Redefining Prosperity: This was brought home to me at the launch of the Sustainable Development Commissions inquiry, Redefining Prosperity, which explored the relationship between economic growth and sustainability. So this is what sustainability means, fumed one disgruntled Treasury official. Going back to live in caves. This visceral response served as a foundation for my work at the commission, prompting me to frame our entire inquiry as a careful attempt to unravel the dilemma of growth . Beneath the dynamics of unemployment and the pervasive logic of consumerism, it was disconcerting to find an even deeper cause, a kind of existential angst about our place in the world, according to The Guardian. Politicians love this kind of rhetoric. But is it too demanding to expect something better from science? Enlightenment thinkers never intended progress to be a relentless expansion of desire. They suggested rather that society could learn to improve itself through a critical attention to the world around us and to our own place within it. We learned over time that this scrutiny could never be entirely dispassionate.
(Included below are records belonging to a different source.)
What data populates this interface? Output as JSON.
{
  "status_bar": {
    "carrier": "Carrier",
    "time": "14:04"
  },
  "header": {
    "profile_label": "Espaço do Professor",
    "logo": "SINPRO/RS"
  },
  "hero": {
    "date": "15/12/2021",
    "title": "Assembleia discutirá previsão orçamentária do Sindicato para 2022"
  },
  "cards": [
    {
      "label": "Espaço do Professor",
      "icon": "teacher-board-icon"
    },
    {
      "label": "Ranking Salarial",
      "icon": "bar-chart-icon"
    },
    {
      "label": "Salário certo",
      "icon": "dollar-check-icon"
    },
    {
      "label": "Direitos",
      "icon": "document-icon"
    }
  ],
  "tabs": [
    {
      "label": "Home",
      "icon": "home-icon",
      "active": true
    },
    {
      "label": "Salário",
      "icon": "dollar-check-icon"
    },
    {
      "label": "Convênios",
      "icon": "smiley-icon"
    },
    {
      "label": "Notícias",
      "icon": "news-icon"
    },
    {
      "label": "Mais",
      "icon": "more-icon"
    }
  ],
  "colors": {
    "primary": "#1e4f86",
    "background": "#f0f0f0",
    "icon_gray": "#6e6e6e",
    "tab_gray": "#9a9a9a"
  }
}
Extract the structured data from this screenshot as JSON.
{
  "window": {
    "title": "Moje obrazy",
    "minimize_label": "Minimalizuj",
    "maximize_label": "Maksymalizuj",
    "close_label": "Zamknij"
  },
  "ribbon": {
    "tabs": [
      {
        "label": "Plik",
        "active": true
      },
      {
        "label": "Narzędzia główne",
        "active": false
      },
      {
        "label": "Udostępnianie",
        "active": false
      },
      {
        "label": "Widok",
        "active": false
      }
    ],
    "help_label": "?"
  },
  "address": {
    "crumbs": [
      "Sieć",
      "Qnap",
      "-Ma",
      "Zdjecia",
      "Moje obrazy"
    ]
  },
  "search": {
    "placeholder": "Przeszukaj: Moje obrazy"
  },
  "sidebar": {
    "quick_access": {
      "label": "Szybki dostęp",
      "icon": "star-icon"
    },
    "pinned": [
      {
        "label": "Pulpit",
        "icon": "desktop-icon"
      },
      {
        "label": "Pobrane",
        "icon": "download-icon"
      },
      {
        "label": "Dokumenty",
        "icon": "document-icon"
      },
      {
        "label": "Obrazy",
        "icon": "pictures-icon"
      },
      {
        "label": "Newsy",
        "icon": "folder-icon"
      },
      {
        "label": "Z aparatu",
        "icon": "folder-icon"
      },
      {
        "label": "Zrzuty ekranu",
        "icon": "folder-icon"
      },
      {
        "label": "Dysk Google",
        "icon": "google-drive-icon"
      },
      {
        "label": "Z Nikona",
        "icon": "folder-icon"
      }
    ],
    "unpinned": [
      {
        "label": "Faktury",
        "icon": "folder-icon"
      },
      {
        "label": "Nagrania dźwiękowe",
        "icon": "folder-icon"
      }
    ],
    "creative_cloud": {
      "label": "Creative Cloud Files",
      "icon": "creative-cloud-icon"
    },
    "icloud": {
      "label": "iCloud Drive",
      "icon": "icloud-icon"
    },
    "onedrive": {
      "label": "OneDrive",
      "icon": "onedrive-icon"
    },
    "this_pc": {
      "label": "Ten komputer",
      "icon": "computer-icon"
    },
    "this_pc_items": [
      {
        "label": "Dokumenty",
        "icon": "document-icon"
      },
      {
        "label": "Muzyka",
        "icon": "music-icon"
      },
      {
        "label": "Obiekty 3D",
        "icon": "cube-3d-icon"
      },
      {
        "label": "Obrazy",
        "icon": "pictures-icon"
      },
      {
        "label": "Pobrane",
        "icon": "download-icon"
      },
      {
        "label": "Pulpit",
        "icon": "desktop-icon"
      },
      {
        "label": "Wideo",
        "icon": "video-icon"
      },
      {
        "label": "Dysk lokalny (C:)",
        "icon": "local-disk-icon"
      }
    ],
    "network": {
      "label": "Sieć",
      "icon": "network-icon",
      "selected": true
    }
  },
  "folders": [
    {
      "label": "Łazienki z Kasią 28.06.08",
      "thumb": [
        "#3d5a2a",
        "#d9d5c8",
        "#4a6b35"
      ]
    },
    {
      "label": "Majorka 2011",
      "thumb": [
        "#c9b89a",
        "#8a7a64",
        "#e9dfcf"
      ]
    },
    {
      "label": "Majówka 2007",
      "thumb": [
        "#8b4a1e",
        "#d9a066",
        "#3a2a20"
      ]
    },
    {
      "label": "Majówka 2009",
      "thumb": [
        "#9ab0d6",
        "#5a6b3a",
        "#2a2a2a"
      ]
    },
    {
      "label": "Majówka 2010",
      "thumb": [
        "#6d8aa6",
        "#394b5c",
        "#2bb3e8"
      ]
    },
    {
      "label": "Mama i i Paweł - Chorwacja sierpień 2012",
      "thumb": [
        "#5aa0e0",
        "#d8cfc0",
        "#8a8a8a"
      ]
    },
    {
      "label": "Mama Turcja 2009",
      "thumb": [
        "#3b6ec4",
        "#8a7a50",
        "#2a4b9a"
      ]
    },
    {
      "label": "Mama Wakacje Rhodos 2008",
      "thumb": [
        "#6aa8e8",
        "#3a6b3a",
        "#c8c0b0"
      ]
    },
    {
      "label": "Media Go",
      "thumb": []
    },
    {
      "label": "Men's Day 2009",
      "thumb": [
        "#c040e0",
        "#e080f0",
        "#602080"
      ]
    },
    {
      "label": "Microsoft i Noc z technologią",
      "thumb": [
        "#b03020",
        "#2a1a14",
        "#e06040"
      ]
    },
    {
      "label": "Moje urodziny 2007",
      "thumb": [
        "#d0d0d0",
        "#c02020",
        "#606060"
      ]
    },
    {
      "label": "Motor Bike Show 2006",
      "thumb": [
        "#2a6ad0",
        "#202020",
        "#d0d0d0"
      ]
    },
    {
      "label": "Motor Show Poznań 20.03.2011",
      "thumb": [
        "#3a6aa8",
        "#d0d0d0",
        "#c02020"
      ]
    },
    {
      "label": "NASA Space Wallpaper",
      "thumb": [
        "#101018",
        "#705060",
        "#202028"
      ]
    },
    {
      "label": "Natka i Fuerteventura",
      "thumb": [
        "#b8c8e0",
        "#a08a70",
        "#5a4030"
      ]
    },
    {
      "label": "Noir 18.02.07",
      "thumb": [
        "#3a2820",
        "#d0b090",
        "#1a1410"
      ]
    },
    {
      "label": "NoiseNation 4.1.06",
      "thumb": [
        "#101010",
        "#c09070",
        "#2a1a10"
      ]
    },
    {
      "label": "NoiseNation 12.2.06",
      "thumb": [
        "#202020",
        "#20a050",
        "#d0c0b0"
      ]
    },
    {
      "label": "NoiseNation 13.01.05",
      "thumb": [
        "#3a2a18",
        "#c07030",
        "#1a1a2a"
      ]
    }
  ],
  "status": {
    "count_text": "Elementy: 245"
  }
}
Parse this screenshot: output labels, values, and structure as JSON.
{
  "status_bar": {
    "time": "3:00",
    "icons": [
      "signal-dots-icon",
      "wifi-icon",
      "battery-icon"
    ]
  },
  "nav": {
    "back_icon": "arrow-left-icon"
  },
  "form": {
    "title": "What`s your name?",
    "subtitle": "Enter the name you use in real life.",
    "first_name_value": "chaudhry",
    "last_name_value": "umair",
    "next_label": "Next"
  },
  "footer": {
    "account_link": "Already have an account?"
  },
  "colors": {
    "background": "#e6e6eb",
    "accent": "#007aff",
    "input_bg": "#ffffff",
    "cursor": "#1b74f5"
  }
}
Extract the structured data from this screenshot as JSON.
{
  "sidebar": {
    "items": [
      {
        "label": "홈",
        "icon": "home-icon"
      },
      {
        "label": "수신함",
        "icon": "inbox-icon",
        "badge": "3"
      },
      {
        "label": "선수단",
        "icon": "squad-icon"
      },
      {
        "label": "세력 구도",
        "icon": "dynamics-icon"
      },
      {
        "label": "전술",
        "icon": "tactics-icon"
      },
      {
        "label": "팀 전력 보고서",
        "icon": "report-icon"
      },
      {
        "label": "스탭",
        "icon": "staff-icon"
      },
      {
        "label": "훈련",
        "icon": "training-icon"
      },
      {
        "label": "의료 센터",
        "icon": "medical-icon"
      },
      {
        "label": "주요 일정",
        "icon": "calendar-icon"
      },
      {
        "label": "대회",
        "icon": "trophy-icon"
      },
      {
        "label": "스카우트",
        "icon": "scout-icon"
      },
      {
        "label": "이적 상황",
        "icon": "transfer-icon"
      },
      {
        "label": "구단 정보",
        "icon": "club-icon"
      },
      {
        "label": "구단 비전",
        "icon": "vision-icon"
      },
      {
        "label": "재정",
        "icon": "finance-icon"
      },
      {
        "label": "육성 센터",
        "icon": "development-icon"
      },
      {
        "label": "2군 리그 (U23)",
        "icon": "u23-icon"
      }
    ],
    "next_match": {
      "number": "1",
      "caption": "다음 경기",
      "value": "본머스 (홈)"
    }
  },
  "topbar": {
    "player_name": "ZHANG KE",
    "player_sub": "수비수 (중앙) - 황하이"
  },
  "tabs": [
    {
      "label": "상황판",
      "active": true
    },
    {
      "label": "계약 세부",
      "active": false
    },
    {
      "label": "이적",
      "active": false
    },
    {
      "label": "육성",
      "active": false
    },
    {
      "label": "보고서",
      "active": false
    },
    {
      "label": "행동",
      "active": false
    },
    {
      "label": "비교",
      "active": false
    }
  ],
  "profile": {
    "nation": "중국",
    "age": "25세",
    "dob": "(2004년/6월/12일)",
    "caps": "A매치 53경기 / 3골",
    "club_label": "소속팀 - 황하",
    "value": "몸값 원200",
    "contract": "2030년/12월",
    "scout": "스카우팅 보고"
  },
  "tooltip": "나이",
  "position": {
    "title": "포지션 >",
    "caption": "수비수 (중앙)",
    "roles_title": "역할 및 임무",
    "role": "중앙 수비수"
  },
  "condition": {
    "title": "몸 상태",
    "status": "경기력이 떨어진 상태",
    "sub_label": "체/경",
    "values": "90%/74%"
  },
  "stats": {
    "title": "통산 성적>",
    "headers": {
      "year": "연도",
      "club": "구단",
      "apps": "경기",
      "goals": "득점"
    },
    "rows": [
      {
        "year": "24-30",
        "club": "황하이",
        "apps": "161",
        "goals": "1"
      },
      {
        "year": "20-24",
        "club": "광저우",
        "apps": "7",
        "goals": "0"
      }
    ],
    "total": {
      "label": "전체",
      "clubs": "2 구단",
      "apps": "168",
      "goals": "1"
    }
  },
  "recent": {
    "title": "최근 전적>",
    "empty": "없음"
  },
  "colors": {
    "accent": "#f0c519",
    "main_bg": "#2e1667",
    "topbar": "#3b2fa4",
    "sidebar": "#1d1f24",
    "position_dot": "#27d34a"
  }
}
But neither should it substitute dogma for careful inquiry and Rethinking prosperity is a vital task because our prevailing vision of the good life and the economics intended to deliver it have both come badly unstuck. Financial markets are unstable; inequality is rising ; and despite the 500,000 or so people who took to the streets before Tuesdays UN Climate Summit in New York, tackling climate change still faces a frustrating lack of progress . If this were not enough, the proposition that more is always better has signally failed to deliver , particularly in the affluent west. But questioning these values is deemed to be the act of lunatics, idealists and revolutionaries. Five years of austerity policy has done nothing to assuage that anxiety. When David Cameron announced that he was putting his cabinet on a war footing in the global race for growth , you could almost smell the fear of failure that haunts us all: a fear so powerful we would rather throw ourselves on the mercy of global competition than stop for a second to scrutinise what truly brings us prosperity and revise our economics to fit it. A global race means an hour of reckoning for countries like ours, warned the Tory leader. Sink or swim. Do or decline.
(news.financializer.com). As
reported in the news.
Tagged under economic growth, sustainability topics.